Kur'an-ı Kerim'in indirilmeye başlandığı Kadir Gecesi, İslam'da, "Sema kapılarının açıldığı, dua ve tövbelerin kabul edildiği kutlu gece" olarak kabul ediliyor.

"PEYGAMBERİMİZ RAMAZAN GECELERİNİ İBADETLE GEÇİREREK KADİR GECESİ'Nİ ARAMIŞTIR"

Diyanet İşleri Başkanlığı Din İşleri Yüksek Kurulu Başkanvekili Fatih Mehmet Aydın, Kadir Gecesi'nin öneminin Kur'an-ı Kerim'in indirilmeye başlandığı gece olmasından kaynaklandığını söyledi.

Hazret-i Muhammed'in (s.a.v.) Kadir Gecesi'nde inanarak dua eden ve ibadet edenlerin geçmiş günahlarının affedileceğini belirttiğini aktaran Aydın, "Kadir Gecesi'nin hem Ramazan ayında olması hem Kur'an-ı Kerim'in indirilmeye başlandığı gece olması hem de 'bin aydan hayırlı' olarak nitelendirilmesi bu mübarek gecenin önemini ortaya koymaktadır." dedi.

Kadir Gecesi'nin kesin olarak Ramazan’ın 27. gecesi olmadığını vurgulayan Aydın, "Kadir Gecesi'nin Ramazan ayının hangi gecesi olduğu Peygamber (s.a.v.) Efendimiz tarafından bile bilinmemekte ve aranmaktadır.
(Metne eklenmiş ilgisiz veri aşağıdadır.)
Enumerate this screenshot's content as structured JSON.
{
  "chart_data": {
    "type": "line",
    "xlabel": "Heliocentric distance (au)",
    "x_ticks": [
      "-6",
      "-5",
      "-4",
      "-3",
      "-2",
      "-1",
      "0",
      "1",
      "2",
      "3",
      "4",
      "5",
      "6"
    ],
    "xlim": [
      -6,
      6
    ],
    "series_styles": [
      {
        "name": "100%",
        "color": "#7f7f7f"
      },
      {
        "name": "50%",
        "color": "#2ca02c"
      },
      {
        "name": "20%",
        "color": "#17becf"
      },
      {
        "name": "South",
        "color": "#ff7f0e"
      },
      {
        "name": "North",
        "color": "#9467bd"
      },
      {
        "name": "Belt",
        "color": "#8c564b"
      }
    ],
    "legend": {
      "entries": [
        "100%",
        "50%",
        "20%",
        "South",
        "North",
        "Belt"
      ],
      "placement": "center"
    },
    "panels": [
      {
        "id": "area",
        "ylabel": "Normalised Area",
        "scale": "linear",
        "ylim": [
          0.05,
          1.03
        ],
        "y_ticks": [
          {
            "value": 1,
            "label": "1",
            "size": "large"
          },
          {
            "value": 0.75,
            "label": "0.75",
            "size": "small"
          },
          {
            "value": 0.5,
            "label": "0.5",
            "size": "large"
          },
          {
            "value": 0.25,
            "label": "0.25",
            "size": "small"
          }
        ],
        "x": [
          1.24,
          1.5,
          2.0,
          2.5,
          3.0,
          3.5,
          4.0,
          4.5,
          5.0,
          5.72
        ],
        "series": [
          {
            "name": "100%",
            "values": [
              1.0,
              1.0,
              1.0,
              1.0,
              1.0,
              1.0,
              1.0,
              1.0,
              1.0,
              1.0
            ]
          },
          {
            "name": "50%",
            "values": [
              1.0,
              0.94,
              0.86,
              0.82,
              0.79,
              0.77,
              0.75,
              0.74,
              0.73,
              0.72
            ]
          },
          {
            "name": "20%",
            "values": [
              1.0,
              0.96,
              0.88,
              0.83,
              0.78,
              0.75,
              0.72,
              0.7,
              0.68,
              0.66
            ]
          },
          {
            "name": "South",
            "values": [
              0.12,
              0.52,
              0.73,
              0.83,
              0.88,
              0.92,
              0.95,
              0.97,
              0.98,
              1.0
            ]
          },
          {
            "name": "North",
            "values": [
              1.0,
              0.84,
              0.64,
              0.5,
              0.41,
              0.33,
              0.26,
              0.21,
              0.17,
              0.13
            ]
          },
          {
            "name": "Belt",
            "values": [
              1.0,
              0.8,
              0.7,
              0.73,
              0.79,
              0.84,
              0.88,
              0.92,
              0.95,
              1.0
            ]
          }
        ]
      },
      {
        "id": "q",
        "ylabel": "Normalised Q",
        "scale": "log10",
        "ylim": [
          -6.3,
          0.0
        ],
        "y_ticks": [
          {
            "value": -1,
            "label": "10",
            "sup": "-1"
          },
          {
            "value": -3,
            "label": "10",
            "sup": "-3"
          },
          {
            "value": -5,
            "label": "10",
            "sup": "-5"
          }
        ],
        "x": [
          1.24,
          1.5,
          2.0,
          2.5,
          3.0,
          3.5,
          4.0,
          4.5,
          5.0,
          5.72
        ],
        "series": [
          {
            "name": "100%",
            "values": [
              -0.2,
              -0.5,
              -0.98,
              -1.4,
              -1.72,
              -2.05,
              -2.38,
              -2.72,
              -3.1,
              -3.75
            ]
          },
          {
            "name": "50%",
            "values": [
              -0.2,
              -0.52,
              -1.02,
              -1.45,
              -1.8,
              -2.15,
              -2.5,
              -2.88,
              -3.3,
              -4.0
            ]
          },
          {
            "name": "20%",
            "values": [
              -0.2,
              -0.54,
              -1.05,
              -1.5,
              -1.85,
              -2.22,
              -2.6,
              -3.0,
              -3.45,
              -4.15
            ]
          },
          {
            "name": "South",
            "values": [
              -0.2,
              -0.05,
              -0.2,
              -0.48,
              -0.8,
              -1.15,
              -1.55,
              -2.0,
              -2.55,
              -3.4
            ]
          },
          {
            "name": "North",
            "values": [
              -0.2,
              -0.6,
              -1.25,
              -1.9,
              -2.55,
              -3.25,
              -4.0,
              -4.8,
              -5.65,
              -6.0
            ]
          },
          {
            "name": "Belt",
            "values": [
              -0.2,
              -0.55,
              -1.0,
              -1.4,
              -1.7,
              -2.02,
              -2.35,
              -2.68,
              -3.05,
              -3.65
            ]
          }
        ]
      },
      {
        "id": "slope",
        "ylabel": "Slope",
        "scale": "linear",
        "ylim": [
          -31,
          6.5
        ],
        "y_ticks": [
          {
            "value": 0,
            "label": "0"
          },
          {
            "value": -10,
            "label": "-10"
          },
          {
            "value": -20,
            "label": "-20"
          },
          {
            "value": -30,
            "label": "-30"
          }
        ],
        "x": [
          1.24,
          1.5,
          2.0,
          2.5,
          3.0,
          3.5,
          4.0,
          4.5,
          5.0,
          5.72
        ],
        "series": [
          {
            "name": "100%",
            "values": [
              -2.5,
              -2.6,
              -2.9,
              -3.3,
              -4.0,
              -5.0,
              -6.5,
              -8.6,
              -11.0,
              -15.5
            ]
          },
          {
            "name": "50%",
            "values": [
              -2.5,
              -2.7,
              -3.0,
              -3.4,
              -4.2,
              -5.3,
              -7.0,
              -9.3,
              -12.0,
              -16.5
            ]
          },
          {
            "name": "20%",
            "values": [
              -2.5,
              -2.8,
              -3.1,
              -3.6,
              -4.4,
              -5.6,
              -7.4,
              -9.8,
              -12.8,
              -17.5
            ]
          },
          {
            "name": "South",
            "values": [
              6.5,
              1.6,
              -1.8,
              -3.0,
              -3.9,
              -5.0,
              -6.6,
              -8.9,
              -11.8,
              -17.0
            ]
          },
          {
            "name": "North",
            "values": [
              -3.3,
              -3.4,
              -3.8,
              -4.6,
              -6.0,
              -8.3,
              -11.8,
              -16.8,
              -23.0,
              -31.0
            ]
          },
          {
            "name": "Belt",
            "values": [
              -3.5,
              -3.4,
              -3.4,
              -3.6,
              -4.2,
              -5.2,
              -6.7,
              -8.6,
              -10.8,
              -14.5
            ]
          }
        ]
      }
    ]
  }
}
Peygamberimiz (s.a.v.), Kadir Gecesi'nin ilk önce Ramazan'ın ilk 10 gününde, sonra orta 10 gününde, sonra son 10 gününde aramıştır. Peygamberimiz (s.a.v.) de Ramazan gecelerini ibadetle geçirerek Kadir Gecesi'ni aramış ve her gecenin ihya edilmesine özen göstermiştir." bilgisini paylaştı.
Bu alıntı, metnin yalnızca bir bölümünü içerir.